The next step is meeting representatives of an ideology that makes sense of the grievances and needs. This ideology identifies a scapegoat for the perceived problems and provides a glorious cause with which to ally oneself.
Socialisation is key, particularly in groups clustered around charismatic figures, even if the initial contact is online. The next step leads to either involvement in violence or becoming a fellow traveller.
These are mechanisms with which we should be familiar in this country but two extraordinary factors in relation to Isis are the degree of barbaric violence with which it is associated and the amount of people it attracted from overseas. According to the ICSR, by 2017 at least 41,490 international citizens from 80 countries had become affiliated with Isis in Iraq and Syria. About a quarter of these were women and children.
Some, of course, were simply disengaged young men with a history of petty crime and anti-social behaviour who saw a means of achieving a kind of status unavailable to them at home.
Smith, at least initially, does not seem to fall neatly into this schema. She seems to have been that most old-fashioned of beings – an idealist, looking for a simpler, purer way of life. But when confronted with the brutal reality of what Isis was doing, how did that idealism not crumble? She was not a teenager but a grown woman.
How many more babies and children will become collateral damage?
Quite rightly, there have been calls for her to face the music when she comes home, including criminal penalties. But her child is innocent, just as the three babies who were born to Shamima Begum, the teenager repudiated by the UK, were innocent. The third of those babies has now died.
The degree of guilt of an indoctrinated teenager is a matter of controversy but it was shameful of the UK to deny help to a baby. How many more babies and children will become collateral damage?
Not that anyone should presume that repatriating these radicalised women and children will be easy. Women are significant agents of radicalisation as well as victims of it. The last thing that is needed is a naive approach or a presumption that these people will be able to adjust to life in a society that they see as inherently corrupt and antithetical to their beliefs.
Smith must of course take full responsibility for any crimes she has committed or condoned but her story raises questions for secularists, Catholics and Muslims alike. She has said that there was an emptiness about her party lifestyle that left her feeling as if her life lacked meaning.
In the West, there has been a progressive loss of a sense of transcendence and often a kind of mockery of those who seek such meaning. In Ireland, in particular, we often want people who raise such questions just to shut up and have another drink.
Equally, Smith was raised as a Catholic. Yet when she longed for meaning and spirituality, it appears that it never occurred to her that Catholicism was a possibility.

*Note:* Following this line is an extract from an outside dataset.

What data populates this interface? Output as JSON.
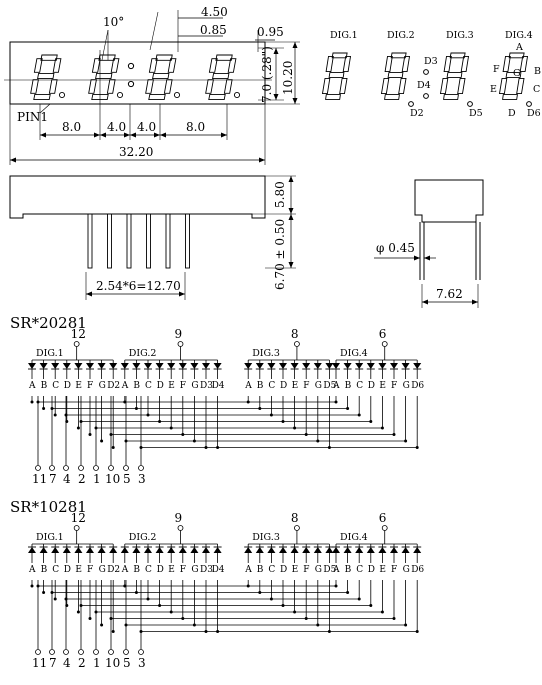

What does that say about the state of our Christian communities?
Finally, the Muslim community will be wondering why someone who was a recent convert was not supported in staying away from the violent, radicalised barbarism of Isis.
None of these questions in any way justifies any one individual’s decision to embrace a repulsive, rapacious ideology like that of Isis. But they remain vital questions, nonetheless.